Tuesday morning started just like all of the rest of them: the cat woke me up, my wife had taken all of the covers and the kids were carrying on and getting ready for school. But after tuning into to CNBC in those early morning hours, one thing was perfectly clear – this wasn’t going to be an ordinary day for the markets. Dow futures were down over 80 points.
A little-followed Chinese market had fallen nearly 10% and the wave it unleashed was circling the globe, now crashing at Wall and Broad. An especially lame manufacturing report released about an hour later only upped the ante.
In short, after a calm, flat sea a scant 12 hours earlier, the U.S. markets woke up that morning to the sounds of epic waves pounding its shores. It was gnarly.
What followed at the bell was nothing short of jaw dropping, as the water went blood-red right from the start. The herd was headed for the exits, and it was wasting no time trying to get there.
In fact, the sell volume was so strong that it managed to overwhelm the system entirely, creating a backlog of data. And by 3 o’clock, when that data began to clear, the glitch managed to drop the Dow an eye-popping 200 points in a blink.
That unprecedented swoon not only brought out howls around the office but apparently also sparked some further panic selling, which in turn caused another logjam at the NYSE and other markets amid a high volume of trades. A veritable frenzy was taking place.
After was all said and done, the Dow had fallen by 416 points, the S&P by 50.33 and the NASDAQ got hammered to the tune of 96.65 points.
So in the end, what really happened?
Looking back it was pretty simple. Amid all the endless talk by analyst after analyst about the need for a correction, we finally got one. And it came courtesy of the self-fulfilling prophecy.
Add to that the brewing worries about the sub-prime contagion, a falling housing market and decelerating corporate profits, and the stage for the correction was set.
All the markets needed at that point was a reason to sell off, and when Alan Greenspan let it be known that a recession was brewing, it set off the chain of events that led to the big decline.
The herd wanted a correction, was looking for a correction, and on Tuesday it had decided en masse that the correction had begun.
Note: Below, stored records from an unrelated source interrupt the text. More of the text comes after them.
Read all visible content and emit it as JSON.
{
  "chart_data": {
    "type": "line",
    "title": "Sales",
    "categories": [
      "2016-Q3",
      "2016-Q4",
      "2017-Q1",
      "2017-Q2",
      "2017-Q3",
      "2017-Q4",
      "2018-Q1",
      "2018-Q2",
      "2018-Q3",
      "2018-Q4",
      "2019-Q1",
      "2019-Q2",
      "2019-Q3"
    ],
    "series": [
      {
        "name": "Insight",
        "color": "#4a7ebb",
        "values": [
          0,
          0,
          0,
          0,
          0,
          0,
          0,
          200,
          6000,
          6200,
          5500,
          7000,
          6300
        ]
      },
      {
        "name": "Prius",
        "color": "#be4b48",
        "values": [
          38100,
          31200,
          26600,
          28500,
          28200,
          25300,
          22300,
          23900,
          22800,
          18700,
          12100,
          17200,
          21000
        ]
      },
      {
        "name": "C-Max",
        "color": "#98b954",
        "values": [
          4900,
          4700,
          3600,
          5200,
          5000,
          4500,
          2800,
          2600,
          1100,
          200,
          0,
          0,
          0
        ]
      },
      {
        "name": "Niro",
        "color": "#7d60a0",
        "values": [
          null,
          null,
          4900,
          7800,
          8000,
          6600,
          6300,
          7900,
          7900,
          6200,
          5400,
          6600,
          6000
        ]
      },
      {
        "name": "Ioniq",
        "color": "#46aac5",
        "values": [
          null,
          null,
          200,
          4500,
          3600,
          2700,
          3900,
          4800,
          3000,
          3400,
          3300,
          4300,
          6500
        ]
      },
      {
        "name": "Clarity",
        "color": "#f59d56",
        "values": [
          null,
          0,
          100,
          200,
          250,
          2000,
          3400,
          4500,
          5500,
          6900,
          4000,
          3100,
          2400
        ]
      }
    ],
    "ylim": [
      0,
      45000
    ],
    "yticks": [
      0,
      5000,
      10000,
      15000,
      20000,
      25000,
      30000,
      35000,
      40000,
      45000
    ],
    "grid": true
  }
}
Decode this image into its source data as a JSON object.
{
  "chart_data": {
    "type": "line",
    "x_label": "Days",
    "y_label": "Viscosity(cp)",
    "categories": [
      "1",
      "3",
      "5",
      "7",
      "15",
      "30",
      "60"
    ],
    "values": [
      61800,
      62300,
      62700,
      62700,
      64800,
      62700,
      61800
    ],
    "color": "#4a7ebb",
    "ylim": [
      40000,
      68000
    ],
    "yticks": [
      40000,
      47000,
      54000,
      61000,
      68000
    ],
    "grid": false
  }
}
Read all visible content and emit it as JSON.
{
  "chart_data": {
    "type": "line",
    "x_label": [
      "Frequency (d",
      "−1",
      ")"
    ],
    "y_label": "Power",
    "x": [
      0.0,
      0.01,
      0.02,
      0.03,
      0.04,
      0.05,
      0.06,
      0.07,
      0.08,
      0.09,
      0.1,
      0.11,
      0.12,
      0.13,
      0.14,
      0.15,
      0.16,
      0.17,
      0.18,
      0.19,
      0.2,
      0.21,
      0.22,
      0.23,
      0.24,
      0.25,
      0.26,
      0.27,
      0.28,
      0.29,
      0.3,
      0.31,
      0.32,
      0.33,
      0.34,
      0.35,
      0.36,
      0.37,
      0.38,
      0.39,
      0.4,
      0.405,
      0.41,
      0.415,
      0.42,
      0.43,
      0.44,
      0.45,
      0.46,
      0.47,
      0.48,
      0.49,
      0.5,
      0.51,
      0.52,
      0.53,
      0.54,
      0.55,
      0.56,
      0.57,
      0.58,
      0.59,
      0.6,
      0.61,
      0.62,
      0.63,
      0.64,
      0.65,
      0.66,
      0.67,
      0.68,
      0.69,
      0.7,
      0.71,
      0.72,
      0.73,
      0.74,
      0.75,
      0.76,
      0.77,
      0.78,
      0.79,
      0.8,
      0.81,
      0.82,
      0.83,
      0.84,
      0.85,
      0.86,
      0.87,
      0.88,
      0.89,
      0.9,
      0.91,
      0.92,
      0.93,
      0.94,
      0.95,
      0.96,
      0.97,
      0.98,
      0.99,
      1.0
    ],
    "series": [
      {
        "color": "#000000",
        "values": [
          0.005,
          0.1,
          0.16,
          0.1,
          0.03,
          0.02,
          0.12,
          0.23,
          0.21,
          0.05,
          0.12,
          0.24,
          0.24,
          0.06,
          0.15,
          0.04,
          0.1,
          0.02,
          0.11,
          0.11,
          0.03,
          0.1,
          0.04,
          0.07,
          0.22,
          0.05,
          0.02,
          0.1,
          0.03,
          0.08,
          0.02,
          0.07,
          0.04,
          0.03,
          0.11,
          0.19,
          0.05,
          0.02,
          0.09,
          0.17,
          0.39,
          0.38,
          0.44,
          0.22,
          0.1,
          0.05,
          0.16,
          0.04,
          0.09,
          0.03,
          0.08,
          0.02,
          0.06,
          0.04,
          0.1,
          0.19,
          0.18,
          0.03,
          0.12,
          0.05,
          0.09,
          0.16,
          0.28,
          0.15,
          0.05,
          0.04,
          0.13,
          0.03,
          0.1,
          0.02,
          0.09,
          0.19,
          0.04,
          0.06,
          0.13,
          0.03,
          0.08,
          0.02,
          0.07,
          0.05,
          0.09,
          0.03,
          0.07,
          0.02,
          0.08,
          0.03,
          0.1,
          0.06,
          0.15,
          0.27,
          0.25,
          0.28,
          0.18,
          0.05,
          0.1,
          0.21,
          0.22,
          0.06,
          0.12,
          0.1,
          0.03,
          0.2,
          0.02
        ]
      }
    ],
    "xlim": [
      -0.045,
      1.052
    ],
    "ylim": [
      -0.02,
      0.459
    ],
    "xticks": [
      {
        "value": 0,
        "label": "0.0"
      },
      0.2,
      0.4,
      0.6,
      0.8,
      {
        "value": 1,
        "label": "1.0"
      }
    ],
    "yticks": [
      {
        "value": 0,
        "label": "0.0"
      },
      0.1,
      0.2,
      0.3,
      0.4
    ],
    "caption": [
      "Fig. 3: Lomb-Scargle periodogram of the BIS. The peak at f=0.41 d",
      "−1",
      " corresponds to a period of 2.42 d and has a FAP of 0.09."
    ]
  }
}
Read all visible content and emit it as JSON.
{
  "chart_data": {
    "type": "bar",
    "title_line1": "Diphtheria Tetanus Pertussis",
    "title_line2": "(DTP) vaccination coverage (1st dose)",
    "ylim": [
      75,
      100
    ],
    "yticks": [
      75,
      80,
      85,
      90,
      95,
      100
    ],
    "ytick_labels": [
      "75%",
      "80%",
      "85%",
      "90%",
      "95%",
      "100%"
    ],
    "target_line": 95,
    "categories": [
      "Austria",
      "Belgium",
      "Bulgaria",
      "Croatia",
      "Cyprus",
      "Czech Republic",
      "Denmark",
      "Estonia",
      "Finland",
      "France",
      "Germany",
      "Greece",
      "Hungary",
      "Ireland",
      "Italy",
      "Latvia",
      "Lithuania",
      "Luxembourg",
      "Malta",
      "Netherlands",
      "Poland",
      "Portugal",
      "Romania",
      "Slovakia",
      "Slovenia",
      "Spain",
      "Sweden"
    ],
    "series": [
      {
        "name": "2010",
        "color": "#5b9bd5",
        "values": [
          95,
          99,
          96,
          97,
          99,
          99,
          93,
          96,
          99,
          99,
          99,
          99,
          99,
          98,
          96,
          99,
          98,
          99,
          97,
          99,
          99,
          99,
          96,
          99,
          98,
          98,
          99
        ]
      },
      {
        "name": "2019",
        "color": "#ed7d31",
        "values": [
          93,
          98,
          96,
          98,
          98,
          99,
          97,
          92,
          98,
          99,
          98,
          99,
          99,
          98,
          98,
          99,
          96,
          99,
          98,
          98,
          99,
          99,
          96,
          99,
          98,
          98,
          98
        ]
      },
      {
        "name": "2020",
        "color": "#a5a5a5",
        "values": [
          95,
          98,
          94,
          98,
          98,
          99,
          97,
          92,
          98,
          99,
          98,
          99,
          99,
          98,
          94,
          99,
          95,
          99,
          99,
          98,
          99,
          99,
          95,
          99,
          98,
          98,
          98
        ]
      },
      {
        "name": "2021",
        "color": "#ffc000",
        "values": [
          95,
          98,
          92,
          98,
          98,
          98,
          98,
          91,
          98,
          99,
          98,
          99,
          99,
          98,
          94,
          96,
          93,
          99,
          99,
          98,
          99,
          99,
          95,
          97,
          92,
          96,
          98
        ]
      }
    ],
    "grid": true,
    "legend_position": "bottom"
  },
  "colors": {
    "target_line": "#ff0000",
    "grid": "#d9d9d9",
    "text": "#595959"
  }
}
After all, the Maestro himself said so.
Call it “Irrational Exuberance,” Part 2.
Just like his famous comments in 1996 that sent the markets into a freefall the next day, Greenspan’s recession call on Monday proved once again that when the former Fed chairman speaks, the markets listen.
Even from the lecture tour, Greenspan can still pull the strings.
But as bad as the day was, it’s important to keep it all in perspective. In truth, it was miniscule compared to what historians have identified as crashes. The crash on October 19, 1987, took the stock market down 22.9 percent, while the 1929 crash included a 12.8 percent fall on October 28.
Tuesday’s events were nothing compared to those.
In fact, the move was very similar the “irrational exuberance”-inspired decline. Markets at that time staged a 3% one-day drop and fell even further to a 7% overall correction.
Similarly, the Asian flu caused an even bigger decline in 1997 as the Dow dropped 7% in one day, twice as far as what happened on Tuesday.
And history has shown the markets only went higher following those earlier big declines. In fact, in the years that followed those downside moves, the markets pushed on to all-time highs.
So while the huge selloff was hard to swallow, it does offer the chance to buy stocks much more cheaply in the short run. That’s why now is exactly the time to begin shopping for stocks at a discount, because although the markets did manage to calm down the next day, one thing is certain – they will fall still further.
Tuesday’s move was simply too strong to be ignored. It was an earthquake and there will be aftershocks, regardless of chairman Bernanke’s statements yesterday.
The real Fed Chairman may have talked the markets off of the ledge on Wednesday, but in truth, what Tuesday proved was that there was a strong layer of latent fear lurking beneath the surface of the bull run. If you doubt that just take a look at the action on the CBOE VOLATILITY INDEX (^VIX).
But as a relative measure of fear, the VIX also serves as a window into opportunity. After all, making money in these markets takes the ability to buy in the face of that very same fear.
In fact, while watching the carnage unfold on Tuesday, I was busy looking for bargains in between the howls. And by day’s end I had managed to find several great stocks that have suddenly made my watch list.
I’ll be bringing some of them to you over the next few weeks and looking for spots to test those very waters. After all, Tuesday was no ordinary day – amid the selloff a new opportunity to profit was also born.